In the end, after shredding my way through hundreds of men and women to reach the final moments, chasing my revenge to the top of a lighthouse, I decided I didn’t want to follow through. Enough was enough; I wanted to save Jackie’s soul.
It was an absurd notion; as if his humanity could be restored after everything Jackie had done, as if sparing one life could rectify… anything. Only in fiction is the hero redeemed for staying his hand of final revenge, a ludicrous device. Still, at this time, suddenly, I wanted to do the morally upstanding thing and not rip out my enemy’s heart.

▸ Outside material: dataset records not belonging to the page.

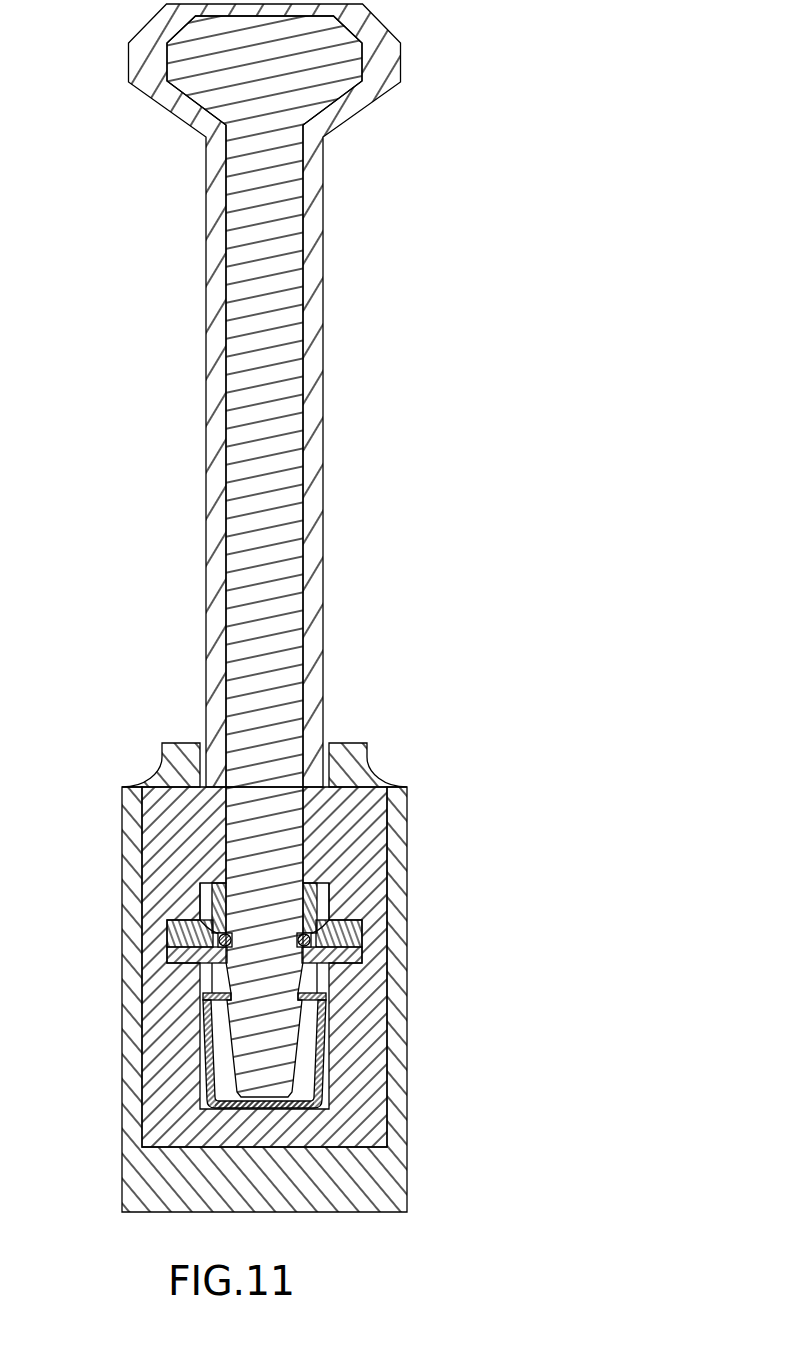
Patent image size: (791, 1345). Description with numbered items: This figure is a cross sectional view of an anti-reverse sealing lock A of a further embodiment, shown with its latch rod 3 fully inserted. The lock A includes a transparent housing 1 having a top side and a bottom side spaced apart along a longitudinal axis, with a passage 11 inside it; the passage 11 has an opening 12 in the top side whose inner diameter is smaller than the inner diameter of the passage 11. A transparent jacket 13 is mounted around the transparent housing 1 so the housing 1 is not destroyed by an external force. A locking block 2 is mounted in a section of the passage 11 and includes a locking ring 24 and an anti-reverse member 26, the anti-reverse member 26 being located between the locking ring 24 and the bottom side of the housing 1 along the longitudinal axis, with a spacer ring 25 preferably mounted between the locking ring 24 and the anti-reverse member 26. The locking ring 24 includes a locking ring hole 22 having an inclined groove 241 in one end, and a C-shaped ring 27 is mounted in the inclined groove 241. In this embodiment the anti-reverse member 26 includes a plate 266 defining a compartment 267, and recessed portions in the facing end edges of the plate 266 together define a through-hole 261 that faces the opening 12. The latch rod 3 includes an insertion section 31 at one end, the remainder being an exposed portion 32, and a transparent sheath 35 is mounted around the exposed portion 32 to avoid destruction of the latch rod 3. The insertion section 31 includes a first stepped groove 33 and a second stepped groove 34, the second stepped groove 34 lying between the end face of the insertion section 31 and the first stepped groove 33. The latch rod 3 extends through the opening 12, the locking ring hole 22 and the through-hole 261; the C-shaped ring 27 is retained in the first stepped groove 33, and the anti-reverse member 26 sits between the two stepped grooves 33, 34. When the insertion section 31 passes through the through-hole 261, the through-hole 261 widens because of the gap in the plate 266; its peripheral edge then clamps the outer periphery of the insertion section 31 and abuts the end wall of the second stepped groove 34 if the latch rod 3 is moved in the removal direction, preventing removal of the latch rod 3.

The anti-reverse sealing lock A is at (489, 210).
The transparent housing 1 is at (387, 1060).
The passage 11 is at (320, 1092).
The opening 12 is at (225, 775).
The transparent jacket 13 is at (407, 1103).
The locking block 2 is at (382, 923).
The locking ring hole 22 is at (310, 884).
The locking ring 24 is at (177, 937).
The inclined groove 241 is at (212, 918).
The spacer ring 25 is at (350, 953).
The anti-reverse member 26 is at (204, 1057).
The through-hole 261 is at (200, 985).
The plate 266 is at (203, 1028).
The compartment 267 is at (212, 1108).
The C-shaped ring 27 is at (222, 934).
The latch rod 3 is at (323, 394).
The insertion section 31 is at (268, 842).
The exposed portion 32 is at (226, 242).
The first stepped groove 33 is at (318, 915).
The second stepped groove 34 is at (320, 995).
The transparent sheath 35 is at (217, 528).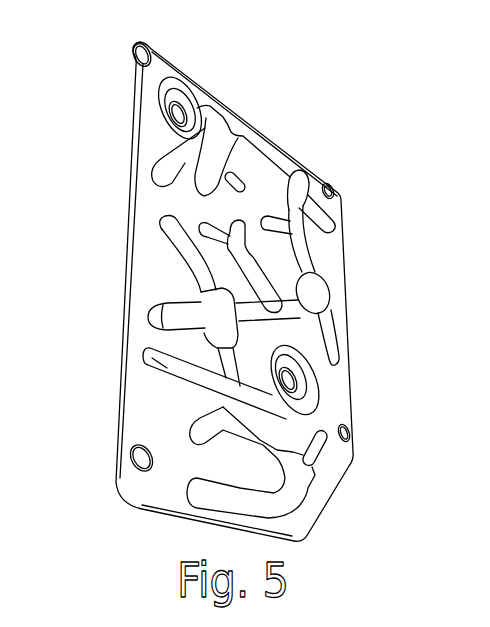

Of course, I understood that The Darkness wasn’t that sort of game—but I tried anyway. I backed away, I holstered my weapons, I sent the Darkness into remission—and I waited. I waited to see if maybe, just maybe, I had a choice here.
I didn’t.
I even tried to walk away, to leave the lighthouse and revenge behind—but as I said, The Darkness isn’t that sort of game. Even though I wanted it to be, it couldn’t be, because Jackie never had a choice. He was a prisoner of the Darkness, of his own misery, and of course, of you, and I, and the things we expect from our videogames.
If you told me that I had made this all up, that none of this really existed in that product, I probably couldn’t deny it. I love The Darkness, and I’ve spent a lot of time (over) thinking about it—and maybe to you it’s just a fun shooter with a solid script. It whispered to me, though—and if a narrative is possessed of such sincerity that I can extrapolate ramblings such as these from it, then there must be something there.
I don’t know if The Darkness II will carry the torch, in that respect. I’ve seen the game played, and I know that they have taken the gameplay to a new level: faster, sharper, and expanded—and certainly, that is something to applaud. The care and quality of a narrative, though? That is something that can’t be grasped from a demo. I have little doubt that Digital Extremes can craft a great demonic shooter—but whether they will produce a worthy successor to The Darkness remains to be seen.
I prefer 4 year gaps personally. This annual game nonsense needs to stop.
Comment by Ujn Hunter — September 15, 2011 @ 6:51 pm
Im pretty sure this game was the reason I bought an Xbox, good to know others liked it to lol I bought it off a friend a few days after it came out for 5 bucks because he wanted to get rid of it so bad. Can’t wait for the new one. And I agree about the 4 year wait not being a bad thing.